News from Budock Vean
Budock Vean and the Domesday Book
Here’s a little bit more Budock Vean history for you, this time dating from the Domesday Book.
After the Norman conquest in 1066, much of Cornwall was divided up between the aristocracy. By 1085 Budock Vean, lying in Constantine parish, would have formed part of the Manor of Penryn-Foreign, owned by the Bishop of Exeter. In Britain’s earliest surviving public record, the Domesday Book, Constantine made up one of 34 places listed in the Hundred of Winnianton.
The first mention of Budock Vean dates to a document from 1327, where it is recorded as ‘Sanctus Budocus’. The addition of ‘Vean’, meaning small, may have been used to separate it from the larger parish of Budock Water, a few miles away. Budock Vean is also referred to in a mid-13th century list of Free Tenants of the Bishop of Exeter under a Richard de Sancto Buthock, and in a 14th century document under a Benedict de Sancto Budoco. A record from 1538 lists the existence of an Eglos Bothyck-Vyan, meaning Little Budock Church, in the manor of Penryn Foreign.
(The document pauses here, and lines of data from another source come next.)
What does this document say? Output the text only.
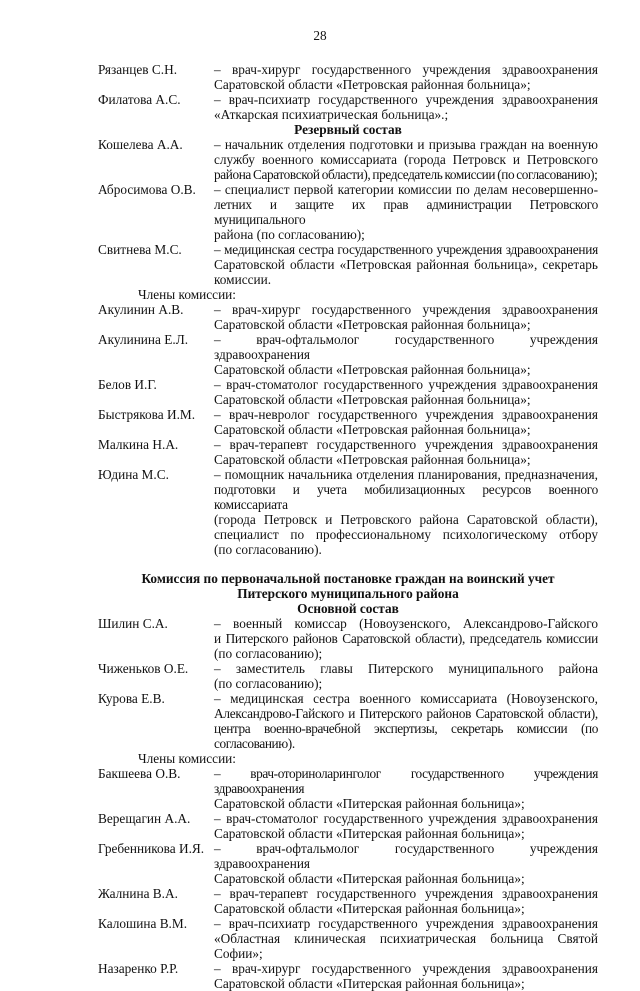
28
Рязанцев С.Н.	– врач-хирург государственного учреждения здравоохранения
Саратовской области «Петровская районная больница»;
Филатова А.С.	– врач-психиатр государственного учреждения здравоохранения
«Аткарская психиатрическая больница».;
Резервный состав
Кошелева А.А.	– начальник отделения подготовки и призыва граждан на военную
службу военного комиссариата (города Петровск и Петровского
района Саратовской области), председатель комиссии (по согласованию);
Абросимова О.В.	– специалист первой категории комиссии по делам несовершенно-
летних и защите их прав администрации Петровского муниципального
района (по согласованию);
Свитнева М.С.	– медицинская сестра государственного учреждения здравоохранения
Саратовской области «Петровская районная больница», секретарь
комиссии.
Члены комиссии:
Акулинин А.В.	– врач-хирург государственного учреждения здравоохранения
Саратовской области «Петровская районная больница»;
Акулинина Е.Л.	– врач-офтальмолог государственного учреждения здравоохранения
Саратовской области «Петровская районная больница»;
Белов И.Г.	– врач-стоматолог государственного учреждения здравоохранения
Саратовской области «Петровская районная больница»;
Быстрякова И.М.	– врач-невролог государственного учреждения здравоохранения
Саратовской области «Петровская районная больница»;
Малкина Н.А.	– врач-терапевт государственного учреждения здравоохранения
Саратовской области «Петровская районная больница»;
Юдина М.С.	– помощник начальника отделения планирования, предназначения,
подготовки и учета мобилизационных ресурсов военного комиссариата
(города Петровск и Петровского района Саратовской области),
специалист по профессиональному психологическому отбору
(по согласованию).
Комиссия по первоначальной постановке граждан на воинский учет
Питерского муниципального района
Основной состав
Шилин С.А.	– военный комиссар (Новоузенского, Александрово-Гайского
и Питерского районов Саратовской области), председатель комиссии
(по согласованию);
Чиженьков О.Е.	– заместитель главы Питерского муниципального района
(по согласованию);
Курова Е.В.	– медицинская сестра военного комиссариата (Новоузенского,
Александрово-Гайского и Питерского районов Саратовской области),
центра военно-врачебной экспертизы, секретарь комиссии (по согласованию).
Члены комиссии:
Бакшеева О.В.	– врач-оториноларинголог государственного учреждения здравоохранения
Саратовской области «Питерская районная больница»;
Верещагин А.А.	– врач-стоматолог государственного учреждения здравоохранения
Саратовской области «Питерская районная больница»;
Гребенникова И.Я. – врач-офтальмолог государственного учреждения здравоохранения
Саратовской области «Питерская районная больница»;
Жалнина В.А.	– врач-терапевт государственного учреждения здравоохранения
Саратовской области «Питерская районная больница»;
Калошина В.М.	– врач-психиатр государственного учреждения здравоохранения
«Областная клиническая психиатрическая больница Святой Софии»;
Назаренко Р.Р.	– врач-хирург государственного учреждения здравоохранения
Саратовской области «Питерская районная больница»;
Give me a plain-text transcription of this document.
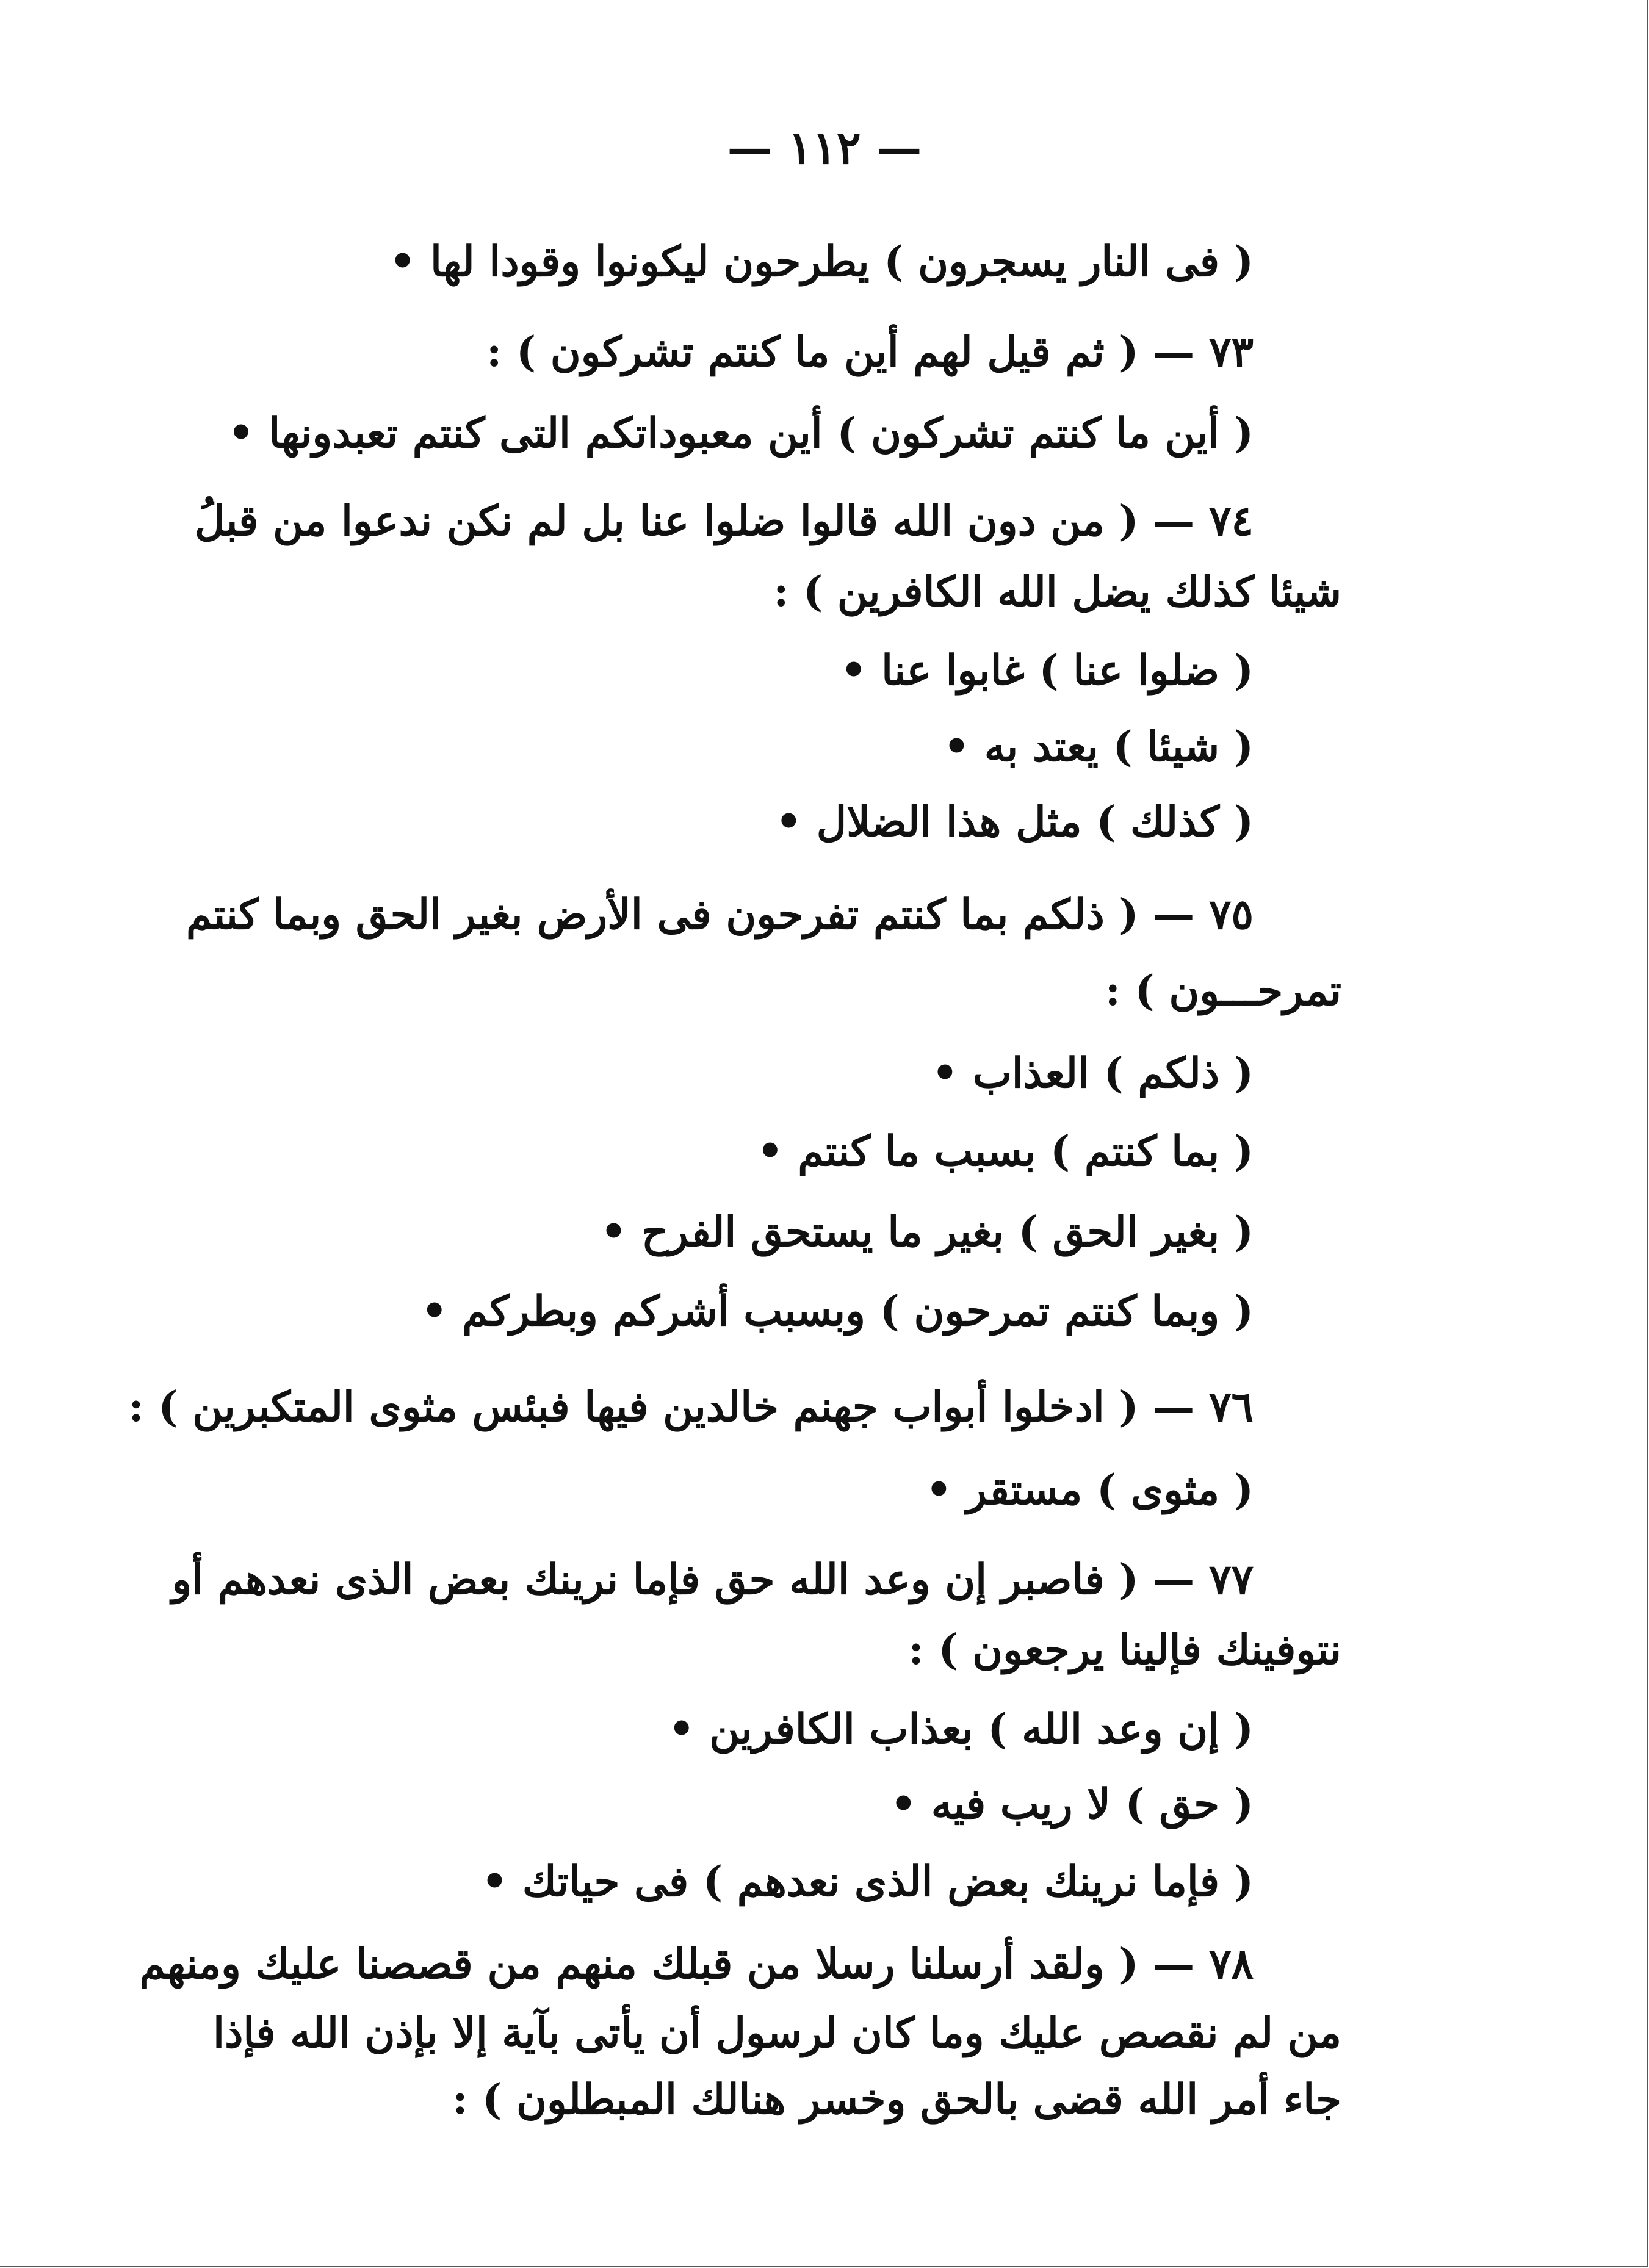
— ١١٢ —
( فى النار يسجرون ) يطرحون ليكونوا وقودا لها •
٧٣ — ( ثم قيل لهم أين ما كنتم تشركون ) :
( أين ما كنتم تشركون ) أين معبوداتكم التى كنتم تعبدونها •
٧٤ — ( من دون الله قالوا ضلوا عنا بل لم نكن ندعوا من قبلُ
شيئا كذلك يضل الله الكافرين ) :
( ضلوا عنا ) غابوا عنا •
( شيئا ) يعتد به •
( كذلك ) مثل هذا الضلال •
٧٥ — ( ذلكم بما كنتم تفرحون فى الأرض بغير الحق وبما كنتم
تمرحـــون ) :
( ذلكم ) العذاب •
( بما كنتم ) بسبب ما كنتم •
( بغير الحق ) بغير ما يستحق الفرح •
( وبما كنتم تمرحون ) وبسبب أشركم وبطركم •
٧٦ — ( ادخلوا أبواب جهنم خالدين فيها فبئس مثوى المتكبرين ) :
( مثوى ) مستقر •
٧٧ — ( فاصبر إن وعد الله حق فإما نرينك بعض الذى نعدهم أو
نتوفينك فإلينا يرجعون ) :
( إن وعد الله ) بعذاب الكافرين •
( حق ) لا ريب فيه •
( فإما نرينك بعض الذى نعدهم ) فى حياتك •
٧٨ — ( ولقد أرسلنا رسلا من قبلك منهم من قصصنا عليك ومنهم
من لم نقصص عليك وما كان لرسول أن يأتى بآية إلا بإذن الله فإذا
جاء أمر الله قضى بالحق وخسر هنالك المبطلون ) :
Relics such as ceramic pottery and earthworks indicate that sites around the Helford River were occupied during the Iron Age. In a document from 1649, Budock Vean is recorded as containing a ‘Little Park an Geor’, meaning ‘field with the fort’. This ‘fort’ is a strong indicator that the site contained a ‘round’, prehistoric defended settlements which are especially concentrated around sites at the Helford. Today, the exact location of this site remains undiscovered as it was not chartered on early ordnance survey maps.